A mass manufactured version of the wristband won’t likely reach the market before January 2019. But NeoSensory has already been working to get prototypes into schools for the deaf in Thailand and India.
“We’re just going to work to get this all around the world as fast as possible,” Eagleman says.
A more experimental version of the VEST technology could help blind people easily navigate around crowded rooms. This relies upon continuously mapping the location of people or objects in the room with sensor technologies such as LIDAR or Microsoft’s motion-based Kinect sensor. Once those locations are all known, the information gets transmitted in a way that enables the vest wearer to feel where everyone was even as people moved around.

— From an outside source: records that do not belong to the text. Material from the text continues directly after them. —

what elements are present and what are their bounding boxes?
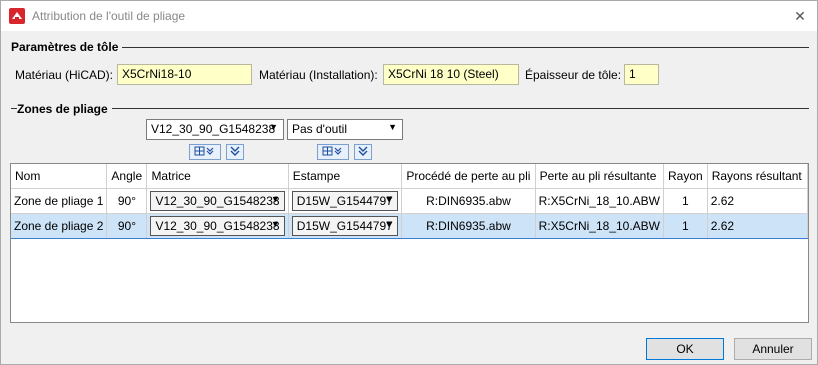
punch-cell: D15W_G1544797 ▼ bbox=[288, 212, 403, 239]
column-header[interactable]: Matrice bbox=[146, 164, 289, 189]
chevron-down-icon: ▼ bbox=[384, 193, 394, 204]
column-header[interactable]: Rayons résultant bbox=[707, 164, 809, 189]
thickness-label: Épaisseur de tôle: bbox=[525, 68, 622, 82]
matrix-browse-button[interactable] bbox=[189, 144, 221, 160]
table-row[interactable]: Zone de pliage 2 90° V12_30_90_G1548238 … bbox=[11, 212, 809, 239]
matrix-cell: V12_30_90_G1548238 ▼ bbox=[146, 212, 289, 239]
column-header[interactable]: Angle bbox=[106, 164, 148, 189]
punch-select[interactable]: D15W_G1544797 ▼ bbox=[291, 190, 399, 211]
material-install-label: Matériau (Installation): bbox=[259, 68, 378, 82]
angle-cell: 90° bbox=[106, 212, 148, 239]
cancel-button[interactable]: Annuler bbox=[734, 338, 812, 360]
title-bar: Attribution de l'outil de pliage ✕ bbox=[1, 1, 817, 31]
result-cell: R:X5CrNi_18_10.ABW bbox=[535, 188, 665, 214]
result-radius-cell: 2.62 bbox=[707, 212, 809, 239]
result-cell: R:X5CrNi_18_10.ABW bbox=[535, 212, 665, 239]
zone-name-cell: Zone de pliage 2 bbox=[11, 212, 108, 239]
method-cell: R:DIN6935.abw bbox=[401, 188, 536, 214]
thickness-field[interactable]: 1 bbox=[624, 64, 659, 85]
result-radius-cell: 2.62 bbox=[707, 188, 809, 214]
grid-dropdown-icon bbox=[194, 146, 214, 156]
table-row[interactable]: Zone de pliage 1 90° V12_30_90_G1548238 … bbox=[11, 188, 809, 214]
bend-zones-table: Nom Angle Matrice Estampe Procédé de per… bbox=[10, 163, 809, 323]
punch-cell: D15W_G1544797 ▼ bbox=[288, 188, 403, 214]
double-chevron-down-icon bbox=[230, 146, 240, 156]
method-cell: R:DIN6935.abw bbox=[401, 212, 536, 239]
chevron-down-icon: ▼ bbox=[384, 218, 394, 229]
hicad-app-icon bbox=[9, 8, 25, 24]
zone-name-cell: Zone de pliage 1 bbox=[11, 188, 108, 214]
punch-apply-button[interactable] bbox=[354, 144, 372, 160]
punch-value: D15W_G1544797 bbox=[296, 193, 393, 208]
matrix-apply-button[interactable] bbox=[226, 144, 244, 160]
bend-zones-divider bbox=[11, 108, 809, 109]
column-header[interactable]: Nom bbox=[11, 164, 108, 189]
punch-select[interactable]: D15W_G1544797 ▼ bbox=[291, 215, 399, 236]
bend-zones-table-grid: Nom Angle Matrice Estampe Procédé de per… bbox=[11, 164, 809, 239]
double-chevron-down-icon bbox=[358, 146, 368, 156]
punch-value: D15W_G1544797 bbox=[296, 218, 393, 233]
table-header-row: Nom Angle Matrice Estampe Procédé de per… bbox=[11, 164, 809, 189]
matrix-value: V12_30_90_G1548238 bbox=[155, 193, 280, 208]
radius-cell: 1 bbox=[663, 188, 708, 214]
close-icon[interactable]: ✕ bbox=[789, 5, 811, 27]
column-header[interactable]: Estampe bbox=[288, 164, 403, 189]
material-hicad-field[interactable]: X5CrNi18-10 bbox=[117, 64, 252, 85]
radius-cell: 1 bbox=[663, 212, 708, 239]
column-header[interactable]: Perte au pli résultante bbox=[535, 164, 665, 189]
column-header[interactable]: Rayon bbox=[663, 164, 708, 189]
bend-zones-group-title: Zones de pliage bbox=[17, 102, 112, 116]
material-hicad-label: Matériau (HiCAD): bbox=[15, 68, 114, 82]
window-title: Attribution de l'outil de pliage bbox=[32, 9, 186, 23]
chevron-down-icon: ▼ bbox=[270, 218, 280, 229]
sheet-params-group-title: Paramètres de tôle bbox=[11, 40, 123, 54]
global-matrix-select[interactable]: V12_30_90_G1548238 ▼ bbox=[146, 119, 284, 140]
punch-browse-button[interactable] bbox=[317, 144, 349, 160]
chevron-down-icon: ▼ bbox=[270, 193, 280, 204]
column-header[interactable]: Procédé de perte au pli bbox=[401, 164, 536, 189]
matrix-cell: V12_30_90_G1548238 ▼ bbox=[146, 188, 289, 214]
chevron-down-icon: ▼ bbox=[269, 122, 278, 132]
matrix-select[interactable]: V12_30_90_G1548238 ▼ bbox=[150, 215, 285, 236]
global-punch-value: Pas d'outil bbox=[292, 122, 347, 136]
grid-dropdown-icon bbox=[322, 146, 342, 156]
ok-button[interactable]: OK bbox=[646, 338, 724, 360]
sheet-params-divider bbox=[11, 47, 809, 48]
dialog-window: Attribution de l'outil de pliage ✕ Param… bbox=[0, 0, 818, 365]
material-install-field[interactable]: X5CrNi 18 10 (Steel) bbox=[383, 64, 519, 85]
angle-cell: 90° bbox=[106, 188, 148, 214]
matrix-select[interactable]: V12_30_90_G1548238 ▼ bbox=[150, 190, 285, 211]
chevron-down-icon: ▼ bbox=[388, 122, 397, 132]
global-matrix-value: V12_30_90_G1548238 bbox=[151, 122, 276, 136]
global-punch-select[interactable]: Pas d'outil ▼ bbox=[287, 119, 403, 140]
matrix-value: V12_30_90_G1548238 bbox=[155, 218, 280, 233]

Early testing with a blind participant showed that there was once again “zero learning curve,” Eagleman says. The person could immediately tell if, for example, someone was on his left coming toward him and eventually moving around behind or in front of him.

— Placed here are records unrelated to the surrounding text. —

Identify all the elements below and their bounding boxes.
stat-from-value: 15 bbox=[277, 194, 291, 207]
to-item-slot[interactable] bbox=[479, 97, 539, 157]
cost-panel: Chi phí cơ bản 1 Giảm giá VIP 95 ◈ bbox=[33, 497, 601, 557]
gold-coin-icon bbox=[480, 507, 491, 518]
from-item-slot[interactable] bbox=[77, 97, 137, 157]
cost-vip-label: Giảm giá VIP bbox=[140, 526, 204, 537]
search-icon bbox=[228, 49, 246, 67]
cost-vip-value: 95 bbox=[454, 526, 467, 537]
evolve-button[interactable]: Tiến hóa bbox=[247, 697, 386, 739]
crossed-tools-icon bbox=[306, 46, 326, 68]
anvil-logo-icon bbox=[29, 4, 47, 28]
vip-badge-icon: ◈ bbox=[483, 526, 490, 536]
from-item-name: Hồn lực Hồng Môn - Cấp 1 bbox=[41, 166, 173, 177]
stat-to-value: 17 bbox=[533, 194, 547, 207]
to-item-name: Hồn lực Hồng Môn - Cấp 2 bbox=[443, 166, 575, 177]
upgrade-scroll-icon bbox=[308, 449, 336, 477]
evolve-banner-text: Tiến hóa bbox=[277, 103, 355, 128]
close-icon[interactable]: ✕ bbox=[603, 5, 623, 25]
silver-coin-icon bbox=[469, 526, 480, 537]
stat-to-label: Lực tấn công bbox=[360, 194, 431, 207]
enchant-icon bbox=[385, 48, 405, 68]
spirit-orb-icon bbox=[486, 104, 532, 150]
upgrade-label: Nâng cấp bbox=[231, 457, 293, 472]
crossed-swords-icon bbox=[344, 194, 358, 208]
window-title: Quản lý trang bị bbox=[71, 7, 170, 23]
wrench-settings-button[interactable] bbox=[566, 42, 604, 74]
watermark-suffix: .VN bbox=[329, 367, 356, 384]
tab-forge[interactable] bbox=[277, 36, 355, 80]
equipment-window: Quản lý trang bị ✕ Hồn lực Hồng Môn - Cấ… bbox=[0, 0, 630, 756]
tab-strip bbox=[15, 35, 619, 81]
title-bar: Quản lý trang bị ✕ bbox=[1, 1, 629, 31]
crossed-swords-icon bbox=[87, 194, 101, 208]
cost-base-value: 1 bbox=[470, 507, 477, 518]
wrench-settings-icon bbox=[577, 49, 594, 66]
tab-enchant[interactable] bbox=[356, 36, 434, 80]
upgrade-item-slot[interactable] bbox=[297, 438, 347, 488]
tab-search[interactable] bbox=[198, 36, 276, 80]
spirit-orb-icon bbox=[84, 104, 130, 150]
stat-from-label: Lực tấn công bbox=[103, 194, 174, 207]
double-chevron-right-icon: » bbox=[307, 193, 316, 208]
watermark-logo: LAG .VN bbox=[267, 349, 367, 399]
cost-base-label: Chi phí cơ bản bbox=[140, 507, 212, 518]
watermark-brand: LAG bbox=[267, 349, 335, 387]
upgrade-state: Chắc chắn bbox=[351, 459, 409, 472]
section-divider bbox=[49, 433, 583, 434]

This particular application inspired Eagleman to suggest the fictional military use of the technology in “Westworld.” Given that the private military contractors could generally track the locations of the hosts, the vests could have provided even more utility than the “eyes in the dark” application described in the show. In theory, such vests could have warned wearers about a potential enemy on the other side of a wall or crouched behind a box in more of a “sixth sense” fashion.
“Imagine if you’re dropping into Westworld, to know there’s one on my left a third of a mile away on the other side of that building, and there’s one behind me a half a mile away,” Eagleman says. “That was sort of the original idea.”
The “Westworld” creators apparently decided that would give the humans too much of an edge over the killer robots, because they reduced the effective range of the vest technology to just 30 feet. Beyond initially showing a private military contractor relying on the vest’s warnings to take out several robot hosts in a darkened room, the show did not display much more about the full potential of such technology. And in the end, the army of killer robots overcame the private military contractors—perhaps not a complete surprise given their less-than-impressive tactics and behavior.